« Oran, langue morte » – Assia Djebar

oran-langue-morteCinq nouvelles, un conte, un récit : sept textes sur la condition des femmes en Algérie et dans le monde musulman, femmes menacées par les islamistes, femme française  aimée par un algérien, heureuse avec lui, enterrée comme une reine dans un cimetière musulman, femme de journaliste assassiné, fillettes enlevées …
Destins divers, heureux ou assassinés, depuis les années 40 jusqu’à nos jours en passant par les combats de la guerre d’indépendance. Des pages qui nous font voyager entre l’Algérie -Oran, Alger -, l’Europe – Paris, la Hollande, la Normandie, la Sardaigne, Verdun, l’Alsace, Monte Cassino, l’Allemagne  et le Moyen Orient Bagdad, Alep, le Kurdistan….
Un commun dénominateur : La femme, sexe faible et opprimé, sexe fort aussi. 
Une violence au quotidien.

Une écriture fouillée, précise, percutante, difficile parfois


L’auteure Assia Djebar


Quelques extraits
  • « Ma tante, enfin ma mère adoptive, quand elle me tendit ces deux plaques -66 et 67 maculées de tâches brunâtres -, venait de dérouler cette terrible nuit.

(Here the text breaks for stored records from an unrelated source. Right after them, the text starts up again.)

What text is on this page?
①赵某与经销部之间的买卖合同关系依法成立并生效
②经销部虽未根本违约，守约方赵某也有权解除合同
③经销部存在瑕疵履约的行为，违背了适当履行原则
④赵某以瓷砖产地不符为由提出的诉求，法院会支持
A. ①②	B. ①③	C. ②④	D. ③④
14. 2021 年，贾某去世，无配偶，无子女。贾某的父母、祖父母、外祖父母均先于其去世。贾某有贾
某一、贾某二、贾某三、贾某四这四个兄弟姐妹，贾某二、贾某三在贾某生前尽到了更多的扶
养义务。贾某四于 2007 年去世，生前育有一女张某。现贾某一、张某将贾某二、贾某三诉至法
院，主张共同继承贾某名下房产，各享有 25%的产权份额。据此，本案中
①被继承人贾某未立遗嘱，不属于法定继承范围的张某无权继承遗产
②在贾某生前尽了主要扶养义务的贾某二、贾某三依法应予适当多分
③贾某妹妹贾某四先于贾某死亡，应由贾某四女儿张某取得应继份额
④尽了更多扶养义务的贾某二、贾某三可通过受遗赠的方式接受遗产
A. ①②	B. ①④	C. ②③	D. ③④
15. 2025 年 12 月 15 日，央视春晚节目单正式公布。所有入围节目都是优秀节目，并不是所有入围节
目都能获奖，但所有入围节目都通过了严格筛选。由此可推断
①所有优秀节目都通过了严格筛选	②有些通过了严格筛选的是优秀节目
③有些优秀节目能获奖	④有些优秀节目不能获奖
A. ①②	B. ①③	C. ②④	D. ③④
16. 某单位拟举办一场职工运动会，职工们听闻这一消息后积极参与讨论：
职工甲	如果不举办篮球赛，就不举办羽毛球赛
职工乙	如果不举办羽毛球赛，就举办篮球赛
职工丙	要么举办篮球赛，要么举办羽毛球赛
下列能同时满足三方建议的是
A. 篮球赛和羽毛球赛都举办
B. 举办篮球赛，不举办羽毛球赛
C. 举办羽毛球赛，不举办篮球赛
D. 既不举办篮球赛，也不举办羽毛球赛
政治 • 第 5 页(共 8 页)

Celle où, fillette de dix ans, je n’avais pas voulu les accompagner. Où j’étais restée accroupie sur mon matelas, jusqu’à l’aube. Elle m’a donné les plaques en silence. Une offrande ? Une restitution. Du doigt, j’ai touché ce sang séché sur les deux numéros qu’on leur a choisi à la morgue. J’ai emporté ces plaques, quand j’ai quitté la ville, à dix-huit ans. Je les garde sur moi, ces jours-ci, lors de mon retour. » (P. 27)
  • « Pourquoi, alors que je réussissais à l’école, mon père a juré un jour, par Dieu et son Prophète : à cause de ce serment, à quatorze ans, j’ai dû cesser d’étudier !… On me maria, six mois après ! » (P. 60) 
  • « Un jour, ils me reconnaîtront, au square ou dans un supermarché, ils m’abattront le lendemain, devant le hall de l’immeuble, quand je sortirai (car je ne laisse passer aucun jour sortir pour le soleil, pour le printemps, le désir de parler en moi, avec mon air d’anonyme vieillie mais dehors !) » (P. 78)
  • « Contre, tout le monde sait bien que je suis contre : contre la pouvoir, contre les fanatiques, contre le silence et l’immobilisme ! Moi, j’aurais voulu n’écrire que sur l’école sur ce que doit être notre école. […] Car il a mené vie quasiment clandestine une année entière, après le flot des menaces : lettres ou avertissements téléphoniques s’étaient succédé pour lui signifier qu’il était « un homme mort ». » (P. 141)
  • « Depuis la machine s’est emballée : jour après jour, la violence, les meurtres, la répression, cycle fatal. » (P. 144)
  • « Le verset 95 de la sourate IV, celle des femmes décrète : » Quiconque tuera volontairement un croyant aura la géhenne pour châtiment ». » (P. 156)
  •  « Histoire banale, sans doute à répétition entre deux pays. Un couple s’aime, se sépare. L’un d’entre eux, l’homme souvent, quelquefois aussi la femme, emporte de force l’enfant, ramène celui-ci d’autorité dans son pays. Impuissance de l’autre, et le combat commence contre le pire des moulins à vent : le temps qui fait grandir si vite, trop vite, l’enfant loin des yeux de l’autre parent dépossédé. » (P. 220)
  • « Mais tu nous vois divisés, chacun avec ses deux prénoms, ses deux pays (lequel renier, lequel adopter), ses deux religions absentes ou en creux, ses deux âges aussi (toujours enfants devant toi la mère et pourtant presque vieillis), titubant chacun différemment dans l’amertume, l’incertitude ou l’espoir. Tu vas nous quitter ; tu hésites : « Est-ce que une fois pour toute je vais être débarrassée de cette couvée ? » Tu t’interroges, tu nages tantôt dans un courant, tantôt dans l’autre : ce qu’ils appellent «le coma». » (P. 271)
  • « Ces deux-là, ils s’aimaient, ils ne se sont pas séparés un seul jour depuis leur mariage ; ils se sont disputés parce qu’ils s’aimaient, mais pour les huit enfants, ils ont eu besoin de voir leurs rejetons chacun de son côté, chacun dans sa langue, et dans chacune des deux religions – car le prénom, c’est quoi, sinon une affaire de religion ? » (P. 292)
  • « Dans la tourmente actuelle, les femmes cherchent une langue, où déposer, cacher, faire nidifier leur puissance de rébellion et de vie dans ces alentours qui vacillent « (p. 377).